Qui aurait cru qu'un post sur la poésie te vaudrait autant de commentaires! :P

Daniel Blouin a dit…

Et c'est aussi
Par la musique et les chansons
Que la poésie
Devient maqique en tourbillons de sons

Alors que les émotions derrière les mots
Appellent des mélodies montantes ou traînantes
Les syllables, dites comme il le faut
Savent nous emmener, à taper du pied

Est-ce que la poésie est un moyen
Pour faire passer un message
Ou bien en soi, une fin
Une créativité qui voyage

Chacun peut la visiter
Pour en savourer la lecture
Et si on finit par trop l'aimer
En osera-t'on l'écriture

Est-ce qu'on y trouvera
Notre propre réponse
Celle qu'on voudra
Si on l'énonce

Gen a dit…

@Prospéryne : Et ça continue! (mais est-ce que ça compte si c'est mon papa? ;P )

@Daniel : En effet, la poésie, c'est aussi les chansons. Mais si on accepte encore la rime dans les chansons, dans les poèmes modernes elles ont plutôt disparu et je crois que c'est ce qui me déstabilisait au début.

Une femme libre a dit…

Il y a des arts faciles et accessibles avec du plaisir immédiat et puis il y a les autres...
La poésie et l'opéra en font souvent partie. Tellement de gens m'ont dit ne pas aimer l'opéra après y avoir assisté une seule fois. Et pourtant, la persévérance, voire l'acharnement peuvent faire toute la différence. On s'endort parfois la première et même la deuxième année et avec le temps, les conférences, les lectures et l'écoute encore et toujours l'écoute, le plaisir naît et puis il ne fait que croître et on se demande comment on aurait pu s'en passer et on se félicite d'avoir laissé le temps et l'apprivoisement faire son oeuvre.

Chaque parcelle d'investissement dans une activité nouvelle et au départ rébarbative enrichit la vie et combat l'alzheimer.

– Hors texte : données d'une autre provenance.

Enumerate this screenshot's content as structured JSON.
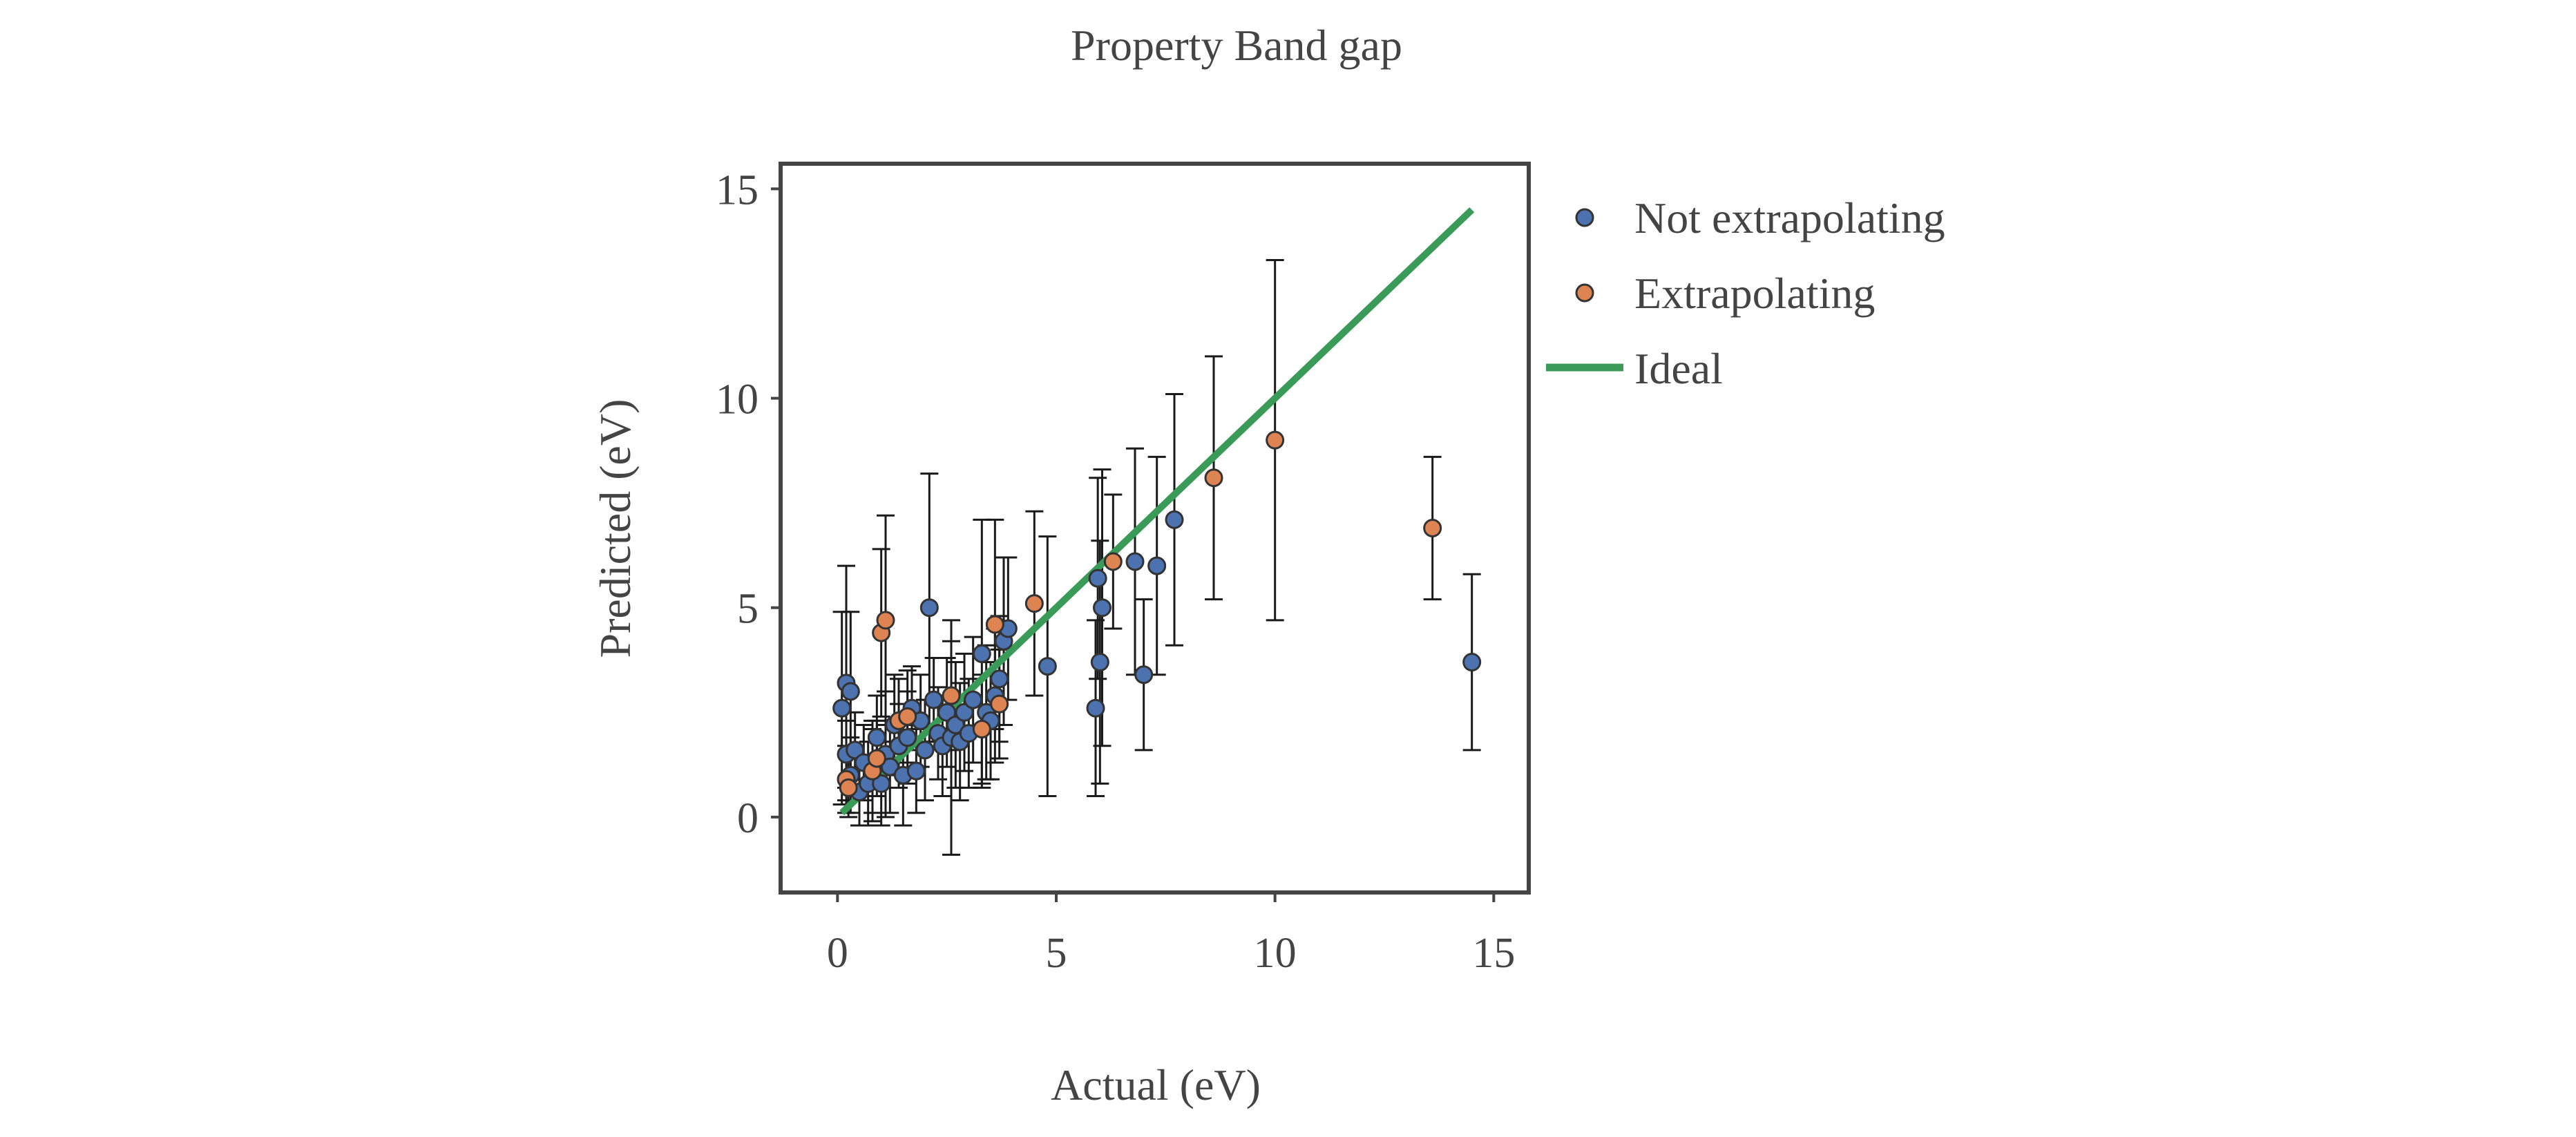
{
  "chart_data": {
    "type": "scatter",
    "title": "Property Band gap",
    "xlabel": "Actual (eV)",
    "ylabel": "Predicted (eV)",
    "xlim": [
      -1.3,
      15.8
    ],
    "ylim": [
      -1.8,
      15.6
    ],
    "xticks": [
      0,
      5,
      10,
      15
    ],
    "yticks": [
      0,
      5,
      10,
      15
    ],
    "grid": false,
    "legend_position": "outside-right-top",
    "colors": {
      "not_extrapolating": "#4c72b0",
      "extrapolating": "#dd8452",
      "ideal": "#3a9b58",
      "errorbar": "#1a1a1a",
      "axes": "#444444"
    },
    "series": [
      {
        "name": "Not extrapolating",
        "points": [
          {
            "x": 0.1,
            "y": 2.6,
            "err": 2.3
          },
          {
            "x": 0.2,
            "y": 3.2,
            "err": 2.8
          },
          {
            "x": 0.3,
            "y": 3.0,
            "err": 1.9
          },
          {
            "x": 0.2,
            "y": 1.5,
            "err": 0.8
          },
          {
            "x": 0.4,
            "y": 1.6,
            "err": 0.9
          },
          {
            "x": 0.3,
            "y": 1.0,
            "err": 0.9
          },
          {
            "x": 0.5,
            "y": 0.6,
            "err": 0.8
          },
          {
            "x": 0.6,
            "y": 1.3,
            "err": 0.9
          },
          {
            "x": 0.7,
            "y": 0.8,
            "err": 1.0
          },
          {
            "x": 0.8,
            "y": 1.1,
            "err": 1.2
          },
          {
            "x": 0.9,
            "y": 1.9,
            "err": 1.0
          },
          {
            "x": 1.0,
            "y": 0.8,
            "err": 1.0
          },
          {
            "x": 1.1,
            "y": 1.5,
            "err": 1.5
          },
          {
            "x": 1.2,
            "y": 1.2,
            "err": 1.1
          },
          {
            "x": 1.3,
            "y": 2.2,
            "err": 1.2
          },
          {
            "x": 1.4,
            "y": 1.7,
            "err": 1.0
          },
          {
            "x": 1.5,
            "y": 1.0,
            "err": 1.2
          },
          {
            "x": 1.6,
            "y": 1.9,
            "err": 1.1
          },
          {
            "x": 1.7,
            "y": 2.6,
            "err": 1.0
          },
          {
            "x": 1.8,
            "y": 1.1,
            "err": 1.0
          },
          {
            "x": 1.9,
            "y": 2.3,
            "err": 1.1
          },
          {
            "x": 2.0,
            "y": 1.6,
            "err": 1.2
          },
          {
            "x": 2.1,
            "y": 5.0,
            "err": 3.2
          },
          {
            "x": 2.2,
            "y": 2.8,
            "err": 1.0
          },
          {
            "x": 2.3,
            "y": 2.0,
            "err": 1.1
          },
          {
            "x": 2.4,
            "y": 1.7,
            "err": 1.2
          },
          {
            "x": 2.5,
            "y": 2.5,
            "err": 1.3
          },
          {
            "x": 2.6,
            "y": 1.9,
            "err": 2.8
          },
          {
            "x": 2.7,
            "y": 2.2,
            "err": 1.5
          },
          {
            "x": 2.8,
            "y": 1.8,
            "err": 1.4
          },
          {
            "x": 2.9,
            "y": 2.5,
            "err": 1.4
          },
          {
            "x": 3.0,
            "y": 2.0,
            "err": 1.3
          },
          {
            "x": 3.1,
            "y": 2.8,
            "err": 1.5
          },
          {
            "x": 3.3,
            "y": 3.9,
            "err": 3.2
          },
          {
            "x": 3.4,
            "y": 2.5,
            "err": 1.6
          },
          {
            "x": 3.5,
            "y": 2.3,
            "err": 1.4
          },
          {
            "x": 3.6,
            "y": 2.9,
            "err": 1.6
          },
          {
            "x": 3.8,
            "y": 4.2,
            "err": 2.0
          },
          {
            "x": 3.9,
            "y": 4.5,
            "err": 1.7
          },
          {
            "x": 3.7,
            "y": 3.3,
            "err": 1.5
          },
          {
            "x": 4.8,
            "y": 3.6,
            "err": 3.1
          },
          {
            "x": 5.9,
            "y": 2.6,
            "err": 2.1
          },
          {
            "x": 5.95,
            "y": 5.7,
            "err": 2.4
          },
          {
            "x": 6.0,
            "y": 3.7,
            "err": 2.9
          },
          {
            "x": 6.05,
            "y": 5.0,
            "err": 3.3
          },
          {
            "x": 6.8,
            "y": 6.1,
            "err": 2.7
          },
          {
            "x": 7.0,
            "y": 3.4,
            "err": 1.8
          },
          {
            "x": 7.3,
            "y": 6.0,
            "err": 2.6
          },
          {
            "x": 7.7,
            "y": 7.1,
            "err": 3.0
          },
          {
            "x": 14.5,
            "y": 3.7,
            "err": 2.1
          }
        ]
      },
      {
        "name": "Extrapolating",
        "points": [
          {
            "x": 0.2,
            "y": 0.9,
            "err": 0.8
          },
          {
            "x": 0.25,
            "y": 0.7,
            "err": 0.7
          },
          {
            "x": 0.8,
            "y": 1.1,
            "err": 1.0
          },
          {
            "x": 0.9,
            "y": 1.4,
            "err": 0.9
          },
          {
            "x": 1.0,
            "y": 4.4,
            "err": 2.0
          },
          {
            "x": 1.1,
            "y": 4.7,
            "err": 2.5
          },
          {
            "x": 1.4,
            "y": 2.3,
            "err": 1.0
          },
          {
            "x": 1.6,
            "y": 2.4,
            "err": 1.1
          },
          {
            "x": 2.6,
            "y": 2.9,
            "err": 1.3
          },
          {
            "x": 3.3,
            "y": 2.1,
            "err": 1.3
          },
          {
            "x": 3.6,
            "y": 4.6,
            "err": 2.5
          },
          {
            "x": 3.7,
            "y": 2.7,
            "err": 1.3
          },
          {
            "x": 4.5,
            "y": 5.1,
            "err": 2.2
          },
          {
            "x": 6.3,
            "y": 6.1,
            "err": 1.6
          },
          {
            "x": 8.6,
            "y": 8.1,
            "err": 2.9
          },
          {
            "x": 10.0,
            "y": 9.0,
            "err": 4.3
          },
          {
            "x": 13.6,
            "y": 6.9,
            "err": 1.7
          }
        ]
      }
    ],
    "ideal_line": {
      "name": "Ideal",
      "x": [
        0.1,
        14.5
      ],
      "y": [
        0.1,
        14.5
      ]
    }
  }
}
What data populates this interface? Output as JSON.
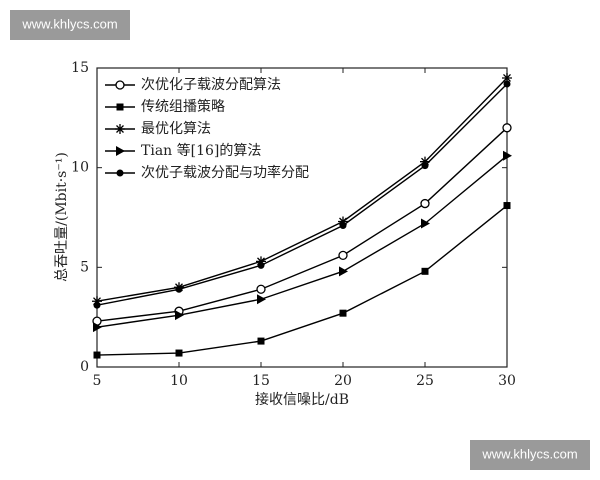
{
  "watermarks": [
    "www.khlycs.com",
    "www.khlycs.com"
  ],
  "chart_data": {
    "type": "line",
    "x_label": "接收信噪比/dB",
    "y_label": "总吞吐量/(Mbit·s⁻¹)",
    "x": [
      5,
      10,
      15,
      20,
      25,
      30
    ],
    "xlim": [
      5,
      30
    ],
    "xticks": [
      5,
      10,
      15,
      20,
      25,
      30
    ],
    "ylim": [
      0,
      15
    ],
    "yticks": [
      0,
      5,
      10,
      15
    ],
    "legend": "upper left",
    "series": [
      {
        "name": "次优化子载波分配算法",
        "color": "#000000",
        "marker": "circle-open",
        "values": [
          2.3,
          2.8,
          3.9,
          5.6,
          8.2,
          12.0
        ]
      },
      {
        "name": "传统组播策略",
        "color": "#000000",
        "marker": "square",
        "values": [
          0.6,
          0.7,
          1.3,
          2.7,
          4.8,
          8.1
        ]
      },
      {
        "name": "最优化算法",
        "color": "#000000",
        "marker": "star",
        "values": [
          3.3,
          4.0,
          5.3,
          7.3,
          10.3,
          14.5
        ]
      },
      {
        "name": "Tian 等[16]的算法",
        "color": "#000000",
        "marker": "triangle-right",
        "values": [
          2.0,
          2.6,
          3.4,
          4.8,
          7.2,
          10.6
        ]
      },
      {
        "name": "次优子载波分配与功率分配",
        "color": "#000000",
        "marker": "circle",
        "values": [
          3.1,
          3.9,
          5.1,
          7.1,
          10.1,
          14.2
        ]
      }
    ]
  }
}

Et une vie plus riche culturellement, ça n'a pas de prix. Tu remercieras les dames de ton atelier d'écriture!

Lily a dit…

Il y a longtemps, une amie de fac passionnée de poésie m'a lu des poèmes. C'est, quand on aime la musique, la meilleure entrée possible. La mort du loup d'Alfred de Vigny, la fin de Satan de Victor Hugo. Epique. Parfois, Jean-Louis en écrit aussi au fil de son blogue. David Goudreau, je l'ai rencontré à une soirée Slam avec Grand Corps malade. Ca me parle aussi.

Anonyme a dit…

Ici Gen :

@Femme libre : Je ne crois pas qu'il y ait des arts vraiment faciles et accessibles du premier coup, en tout cas, pas pour tout le monde. Peut importe l'art, il faut une certaine pratique et une certaine affinité avec le médium pour l'apprécier pleinement.

Mais on est initié tôt à l'art narratif, tandis que l'opéra ou la poésie, ça vient plus tard (ou pas du tout).

Dans mon cas, en partant, tout ce qui est musique me laisse un peu indifférente. J'aime l'aspect théâtral de l'opéra par contre.

@Lily : Lire des poèmes à haute voix, ça reste la meilleure manière de les apprécier. C'est d'ailleurs pour ça que j'aime bien les poèmes classiques en alexandrins je crois : ils sonnent si bien à l'oreille. J'avais connu un deuil, jadis, quand on m'avait expliqué qu'on n'écrivait plus de poèmes comme ça. Maintenant, je comprends qu'on peut faire sonner les vers autrement, plus librement.